The cases where a person who was broke on the street suddenly making enough money to retire inside of one generation is nearly unheard of. You should listen to The Millionaire Next Door. They expound on the issue of class mobility and how it's not as simple as "I did it, so can you". To make a major class change within one generation is an accomplishment less than 0.5% of Americans can do. Wealth has, and always will be, made generationally. Unfortunately for the progenators of familial wealth, they very rarely get to live long enough to enjoy any of it.

On topic: The SATs biasing their scores based on race and class has always been an unspoken but recognized subject for at least as long as I had been in the University circuit.
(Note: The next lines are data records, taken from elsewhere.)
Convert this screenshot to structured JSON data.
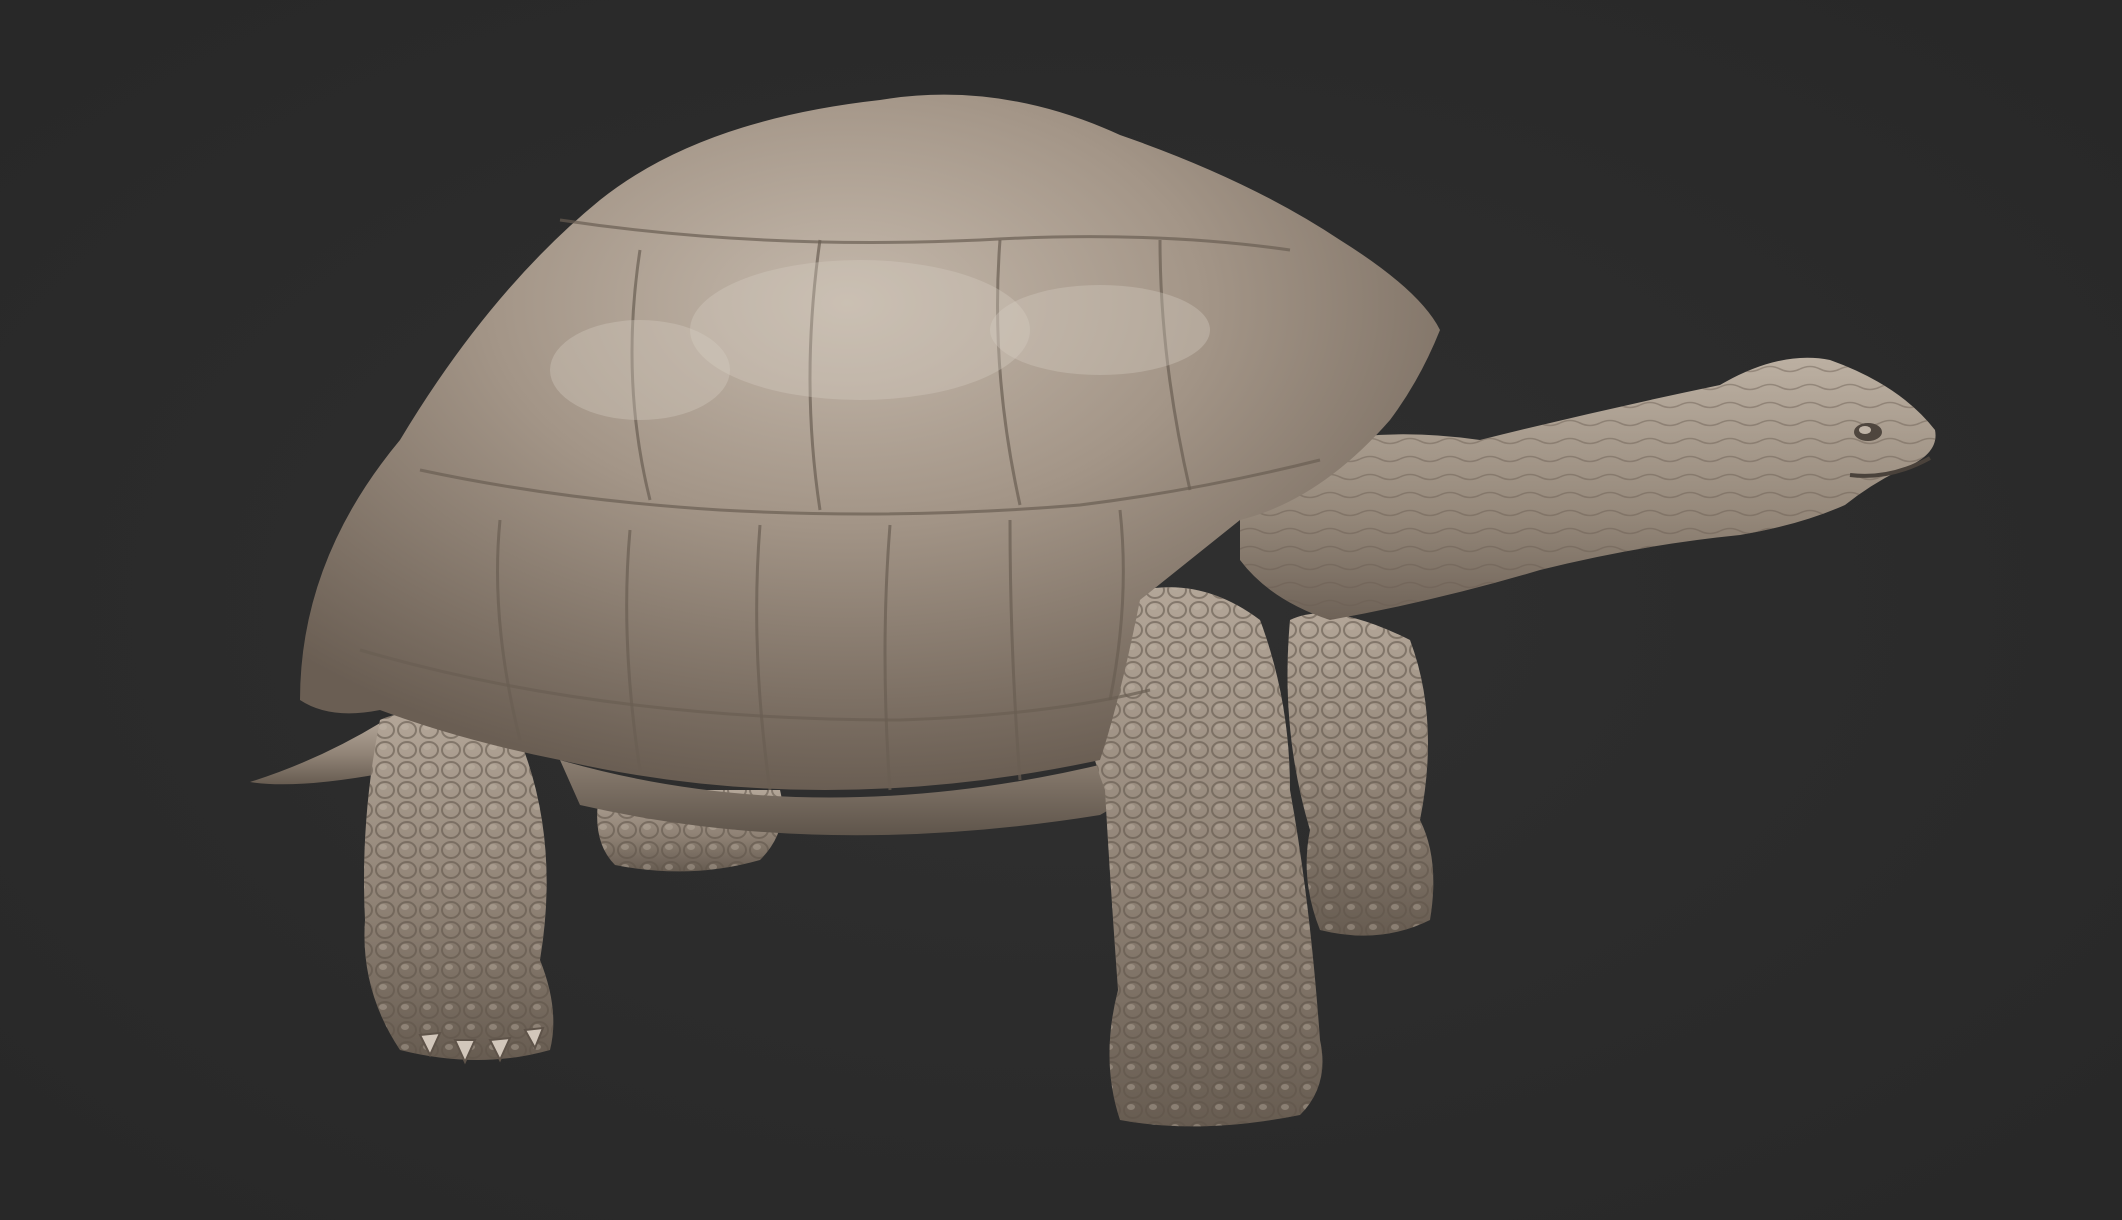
{
  "scene": {
    "background_color": "#2b2b2b",
    "model": {
      "subject": "tortoise",
      "material_color": "#9a8d80",
      "highlight_color": "#c9beb2",
      "shadow_color": "#4a423b"
    }
  }
}
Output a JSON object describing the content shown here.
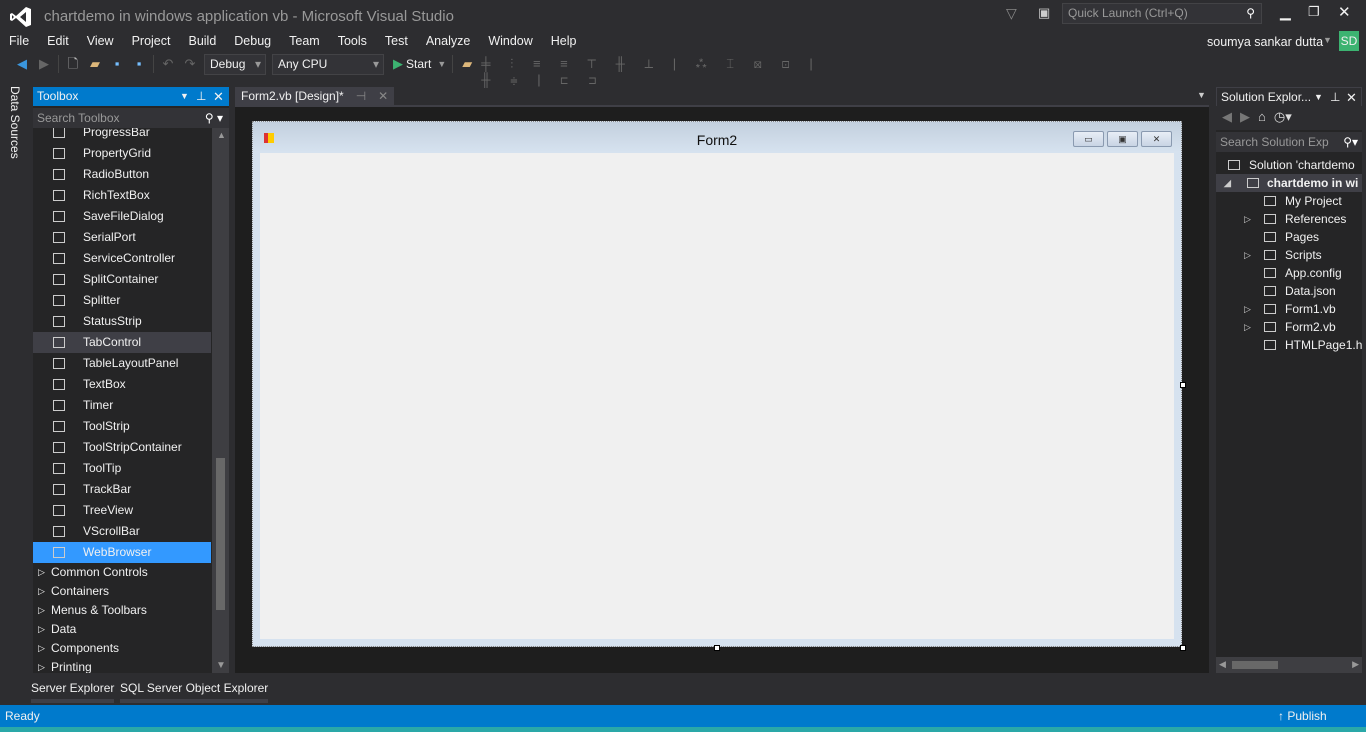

The only surprising thing here is they are admitting it.
I don't have the statistics to prove it but I think there is one group that consistently made the transition from lower social economic class to higher in just one or two generations: Immigrants, irregardless of their origin. All you have to do is visit Miami, LA, SF, Orange Cty... and see for yourself the vibrant economies of the immigrant communities. Many of them came broke and uneducated.
 
I don't have the statistics to prove it but I think there is one group that consistently made the transition from lower social economic class to higher in just one or two generations: Immigrants, irregardless of their origin. All you have to do is visit Miami, LA, SF, Orange Cty... and see for yourself the vibrant economies of the immigrant communities. Many of them came broke and uneducated.

I think this is an excellent point and should be investigated. My 2c is that they had a good upbringing, even if it was poor.
 
Fact is that the SAT over-predicts school performance among minorities and the poor. It's right there in the College Board's own research notes, but I can guarantee that if you ask 100 people on the street, zero of them will know this - many will no doubt say the tests under-predict performance by such groups. This is an excellent example of how the prestige press lies to us without doing so outright.

In other words, if you want to select a student body whose members are equally likely to achieve a given GPA, the SAT score cutoff for poor and minority students needs to be higher than for wealthy white students. Not politically correct, but that's the statistical reality.

As to the "adversity score", regardless of the technicalities of the calculation, it's transparently an attempt to give universities political cover to admit more racial minorities in a way that will pass judicial review. Aside from being based on the lie that the test under-predicts poor+minority student performance, the effort is a) corrosive, as it further undermines the concept of a neutral meritocracy, and b) pointless, as it can't correct the underlying problem: demand for high-performing black and Hispanic students greatly exceeds supply.
 
Fact is that the SAT over-predicts school performance among minorities and the poor. It's right there in the College Board's own research notes, but I can guarantee that if you ask 100 people on the street, zero of them will know this - many will no doubt say the tests under-predict performance by such groups. This is an excellent example of how the prestige press lies to us without doing so outright.

In other words, if you want to select a student body whose members are equally likely to achieve a given GPA, the SAT score cutoff for poor and minority students needs to be higher than for wealthy white students. Not politically correct, but that's the statistical reality.

As to the "adversity score", regardless of the technicalities of the calculation, it's transparently an attempt to give universities political cover to admit more racial minorities in a way that will pass judicial review. Aside from being based on the lie that the test under-predicts poor+minority student performance, the effort is a) corrosive, as it further undermines the concept of a neutral meritocracy, and b) pointless, as it can't correct the underlying problem: demand for high-performing black and Hispanic students greatly exceeds supply.

My personal opinion is that just like Americans have to take a hit for MAGA, accounting for adversity is a hit that the meritocracy has to take to try to right the adverse situations. In a generation or two, it shouldn't be that way. Anyone have studies correcting for parental background and income?